List of Districts of The House of Representatives of Japan

List Of Districts Of The House Of Representatives Of Japan

As of 2005, the House of Representatives of Japan is elected from a combination of multi-member districts and single-member districts. Currently, 180 members are elected from 11 multi-member districts, and 300 members are elected from single-member districts, for a total of 480. These districts are those used for the 2003 general election.

Each Block (multi-member) district spans one or more Prefectures, and each Prefecture spans one or more single-member district, so the districts are organized by Block district and then by Prefecture. In general, the Block districts correspond loosely to the major Regions of Japan, with some of the larger regions subdivided.

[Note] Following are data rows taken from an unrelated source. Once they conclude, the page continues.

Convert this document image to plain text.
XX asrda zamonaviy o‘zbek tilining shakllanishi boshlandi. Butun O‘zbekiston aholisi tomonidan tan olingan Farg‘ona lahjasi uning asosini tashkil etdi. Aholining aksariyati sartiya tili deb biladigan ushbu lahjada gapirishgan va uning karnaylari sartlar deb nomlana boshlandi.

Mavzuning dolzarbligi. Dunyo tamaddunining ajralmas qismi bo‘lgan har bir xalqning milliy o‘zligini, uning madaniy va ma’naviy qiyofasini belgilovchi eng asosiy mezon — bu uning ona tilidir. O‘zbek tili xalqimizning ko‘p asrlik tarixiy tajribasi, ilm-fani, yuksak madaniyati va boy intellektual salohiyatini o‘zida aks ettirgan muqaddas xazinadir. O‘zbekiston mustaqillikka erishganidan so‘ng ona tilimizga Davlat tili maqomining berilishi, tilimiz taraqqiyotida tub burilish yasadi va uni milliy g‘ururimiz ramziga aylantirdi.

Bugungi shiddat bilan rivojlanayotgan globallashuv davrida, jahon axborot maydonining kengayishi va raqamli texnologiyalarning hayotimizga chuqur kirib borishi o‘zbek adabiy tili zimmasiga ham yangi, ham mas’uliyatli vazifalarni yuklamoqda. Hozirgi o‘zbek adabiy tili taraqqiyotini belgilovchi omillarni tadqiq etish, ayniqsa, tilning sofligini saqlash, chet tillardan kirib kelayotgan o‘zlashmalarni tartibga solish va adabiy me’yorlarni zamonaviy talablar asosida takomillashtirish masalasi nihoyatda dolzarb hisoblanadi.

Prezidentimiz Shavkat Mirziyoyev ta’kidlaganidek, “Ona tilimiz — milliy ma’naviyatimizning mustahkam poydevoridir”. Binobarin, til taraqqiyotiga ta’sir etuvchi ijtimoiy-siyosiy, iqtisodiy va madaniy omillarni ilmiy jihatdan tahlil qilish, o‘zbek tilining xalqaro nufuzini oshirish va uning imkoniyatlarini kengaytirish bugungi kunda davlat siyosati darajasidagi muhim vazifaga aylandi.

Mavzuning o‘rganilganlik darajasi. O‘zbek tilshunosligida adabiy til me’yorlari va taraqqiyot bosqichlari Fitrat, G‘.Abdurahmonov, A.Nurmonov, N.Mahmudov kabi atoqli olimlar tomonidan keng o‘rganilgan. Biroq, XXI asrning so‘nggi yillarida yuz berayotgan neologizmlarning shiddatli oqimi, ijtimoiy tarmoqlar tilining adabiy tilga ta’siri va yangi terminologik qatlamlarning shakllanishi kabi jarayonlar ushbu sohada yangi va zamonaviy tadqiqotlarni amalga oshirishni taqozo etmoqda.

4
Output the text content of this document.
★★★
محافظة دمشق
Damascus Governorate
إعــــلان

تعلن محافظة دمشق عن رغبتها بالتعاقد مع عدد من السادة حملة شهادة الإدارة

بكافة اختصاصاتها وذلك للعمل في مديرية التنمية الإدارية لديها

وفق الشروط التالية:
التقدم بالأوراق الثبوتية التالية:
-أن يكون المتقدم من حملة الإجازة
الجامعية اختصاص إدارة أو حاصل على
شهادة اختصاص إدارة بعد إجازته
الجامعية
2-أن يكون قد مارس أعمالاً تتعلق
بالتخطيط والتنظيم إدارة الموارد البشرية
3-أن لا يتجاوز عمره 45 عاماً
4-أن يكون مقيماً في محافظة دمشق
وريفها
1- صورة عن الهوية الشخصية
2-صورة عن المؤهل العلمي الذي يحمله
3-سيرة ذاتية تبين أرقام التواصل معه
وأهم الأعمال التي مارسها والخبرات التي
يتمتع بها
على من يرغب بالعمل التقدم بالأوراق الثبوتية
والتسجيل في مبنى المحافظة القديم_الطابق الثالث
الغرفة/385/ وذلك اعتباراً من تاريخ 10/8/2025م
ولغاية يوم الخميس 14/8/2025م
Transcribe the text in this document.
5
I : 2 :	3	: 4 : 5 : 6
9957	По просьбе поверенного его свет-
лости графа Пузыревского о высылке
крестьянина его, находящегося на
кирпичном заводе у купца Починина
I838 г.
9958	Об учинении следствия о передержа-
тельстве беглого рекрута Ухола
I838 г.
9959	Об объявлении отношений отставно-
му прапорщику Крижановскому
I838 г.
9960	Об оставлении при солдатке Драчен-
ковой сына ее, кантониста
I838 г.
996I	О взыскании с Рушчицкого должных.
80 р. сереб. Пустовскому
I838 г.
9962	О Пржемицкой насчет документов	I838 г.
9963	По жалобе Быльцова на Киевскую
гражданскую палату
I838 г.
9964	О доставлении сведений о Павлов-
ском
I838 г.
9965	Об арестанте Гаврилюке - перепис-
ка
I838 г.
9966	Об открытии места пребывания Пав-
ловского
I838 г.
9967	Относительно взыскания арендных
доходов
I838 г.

Up to the 1993 general election all members of the House of Representatives were elected in multi-member constituencies by Single Non-Transferable Vote. In 1994, parliament passed an electoral reform bill that introduced the current system of parallel voting in single-member constituencies and proportional voting blocks. The original draft bill in 1993 by the anti-LDP coalition of Prime Minister Morihiro Hosokawa included proportional party list voting on a national scale, an equal number of proportional and district seats (250 each) and the possibility of split voting. But the bill was stalled in the House of Councillors. After the Liberal Democratic Party (LDP) had returned to power later that year, it was changed to include proportional voting in regional blocks only, the number of proportional seats was reduced, but the possibility to cast two separate votes was kept in the bill. The electoral reform law was finally passed in 1994. It was first applied in the 1996 general election.